The reheating stage is not very well constrained experimentally. All you need for successful Big Bang cosmology is a thermal soup of relativistic particles with temperature above a few MeV (in order to achieve successful Big Bang Nucleosynthesis). On the other hand, we know from the bound on primordial gravitational waves that the scale of inflation could be as high as $\rho^{1/4} \sim 10^{16}$ GeV ($\sim T_\mathrm{reh}$). The range of allowed temperatures is huge so it's not that difficult to find successful models of reheating.
As far as concrete models go, these are myriad and there are many phenomenological differences, with non-perturbative effects often being important. However, since reheating is poorly constrained most of them are "successful" in the sense of being capable of producing the initial conditions for the Hot Big Bang.

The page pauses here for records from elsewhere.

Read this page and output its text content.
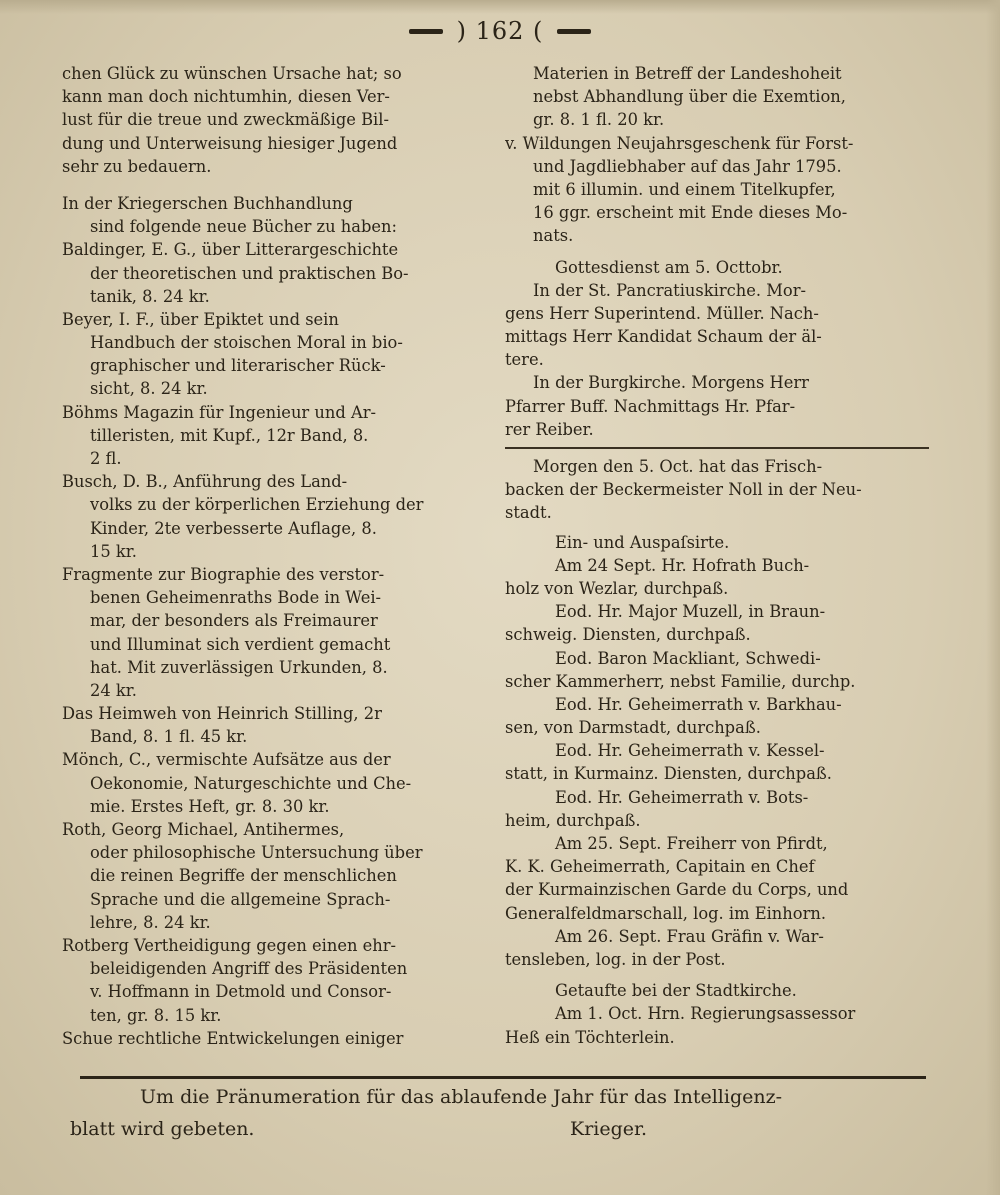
) 162 (
chen Glück zu wünschen Ursache hat; so
kann man doch nichtumhin, diesen Ver-
lust für die treue und zweckmäßige Bil-
dung und Unterweisung hiesiger Jugend
sehr zu bedauern.
In der Kriegerschen Buchhandlung
sind folgende neue Bücher zu haben:
Baldinger, E. G., über Litterargeschichte
der theoretischen und praktischen Bo-
tanik, 8. 24 kr.
Beyer, I. F., über Epiktet und sein
Handbuch der stoischen Moral in bio-
graphischer und literarischer Rück-
sicht, 8. 24 kr.
Böhms Magazin für Ingenieur und Ar-
tilleristen, mit Kupf., 12r Band, 8.
2 fl.
Busch, D. B., Anführung des Land-
volks zu der körperlichen Erziehung der
Kinder, 2te verbesserte Auflage, 8.
15 kr.
Fragmente zur Biographie des verstor-
benen Geheimenraths Bode in Wei-
mar, der besonders als Freimaurer
und Illuminat sich verdient gemacht
hat. Mit zuverlässigen Urkunden, 8.
24 kr.
Das Heimweh von Heinrich Stilling, 2r
Band, 8. 1 fl. 45 kr.
Mönch, C., vermischte Aufsätze aus der
Oekonomie, Naturgeschichte und Che-
mie. Erstes Heft, gr. 8. 30 kr.
Roth, Georg Michael, Antihermes,
oder philosophische Untersuchung über
die reinen Begriffe der menschlichen
Sprache und die allgemeine Sprach-
lehre, 8. 24 kr.
Rotberg Vertheidigung gegen einen ehr-
beleidigenden Angriff des Präsidenten
v. Hoffmann in Detmold und Consor-
ten, gr. 8. 15 kr.
Schue rechtliche Entwickelungen einiger
Materien in Betreff der Landeshoheit
nebst Abhandlung über die Exemtion,
gr. 8. 1 fl. 20 kr.
v. Wildungen Neujahrsgeschenk für Forst-
und Jagdliebhaber auf das Jahr 1795.
mit 6 illumin. und einem Titelkupfer,
16 ggr. erscheint mit Ende dieses Mo-
nats.
Gottesdienst am 5. Octtobr.
In der St. Pancratiuskirche. Mor-
gens Herr Superintend. Müller. Nach-
mittags Herr Kandidat Schaum der äl-
tere.
In der Burgkirche. Morgens Herr
Pfarrer Buff. Nachmittags Hr. Pfar-
rer Reiber.
Morgen den 5. Oct. hat das Frisch-
backen der Beckermeister Noll in der Neu-
stadt.
Ein- und Auspaſsirte.
Am 24 Sept. Hr. Hofrath Buch-
holz von Wezlar, durchpaß.
Eod. Hr. Major Muzell, in Braun-
schweig. Diensten, durchpaß.
Eod. Baron Mackliant, Schwedi-
scher Kammerherr, nebst Familie, durchp.
Eod. Hr. Geheimerrath v. Barkhau-
sen, von Darmstadt, durchpaß.
Eod. Hr. Geheimerrath v. Kessel-
statt, in Kurmainz. Diensten, durchpaß.
Eod. Hr. Geheimerrath v. Bots-
heim, durchpaß.
Am 25. Sept. Freiherr von Pfirdt,
K. K. Geheimerrath, Capitain en Chef
der Kurmainzischen Garde du Corps, und
Generalfeldmarschall, log. im Einhorn.
Am 26. Sept. Frau Gräfin v. War-
tensleben, log. in der Post.
Getaufte bei der Stadtkirche.
Am 1. Oct. Hrn. Regierungsassessor
Heß ein Töchterlein.
Um die Pränumeration für das ablaufende Jahr für das Intelligenz-
blatt wird gebeten.	Krieger.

A simple example might be an interaction Lagrangian $\delta \mathcal L = - \sigma \phi \chi^2$ between the inflaton $\phi$ and a boson $\chi$ (this could be the Standard Model Higgs for example) or a Yukawa interaction $\delta\mathcal L = - y\phi\bar\psi\psi$ between the inflaton and a fermion. As the inflaton oscillates at the end of inflation it produces pairs of quanta of the fields it is coupled to. If the couplings are sufficiently small that non-perturbative effects are unimportant then the decay rate of the inflaton is (assuming harmonic inflaton potential)
\begin{equation}
  \Gamma(\phi\rightarrow\chi\chi) = \frac{\sigma^2}{8\pi m}, \qquad \Gamma(\phi\rightarrow \psi\psi) = \frac{y^2m}{8\pi}
\end{equation}
where $m$ is the inflaton mass. Since the inflaton loses energy also to the expansion of the universe, the decay due to this particle production becomes effective when the decay time becomes smaller than the Hubble time ($H\sim \Gamma$). Provided that interactions between decay products and SM are sufficiently strong these thermalize and provide the thermal initial condition for the subsequent Big Bang evolution.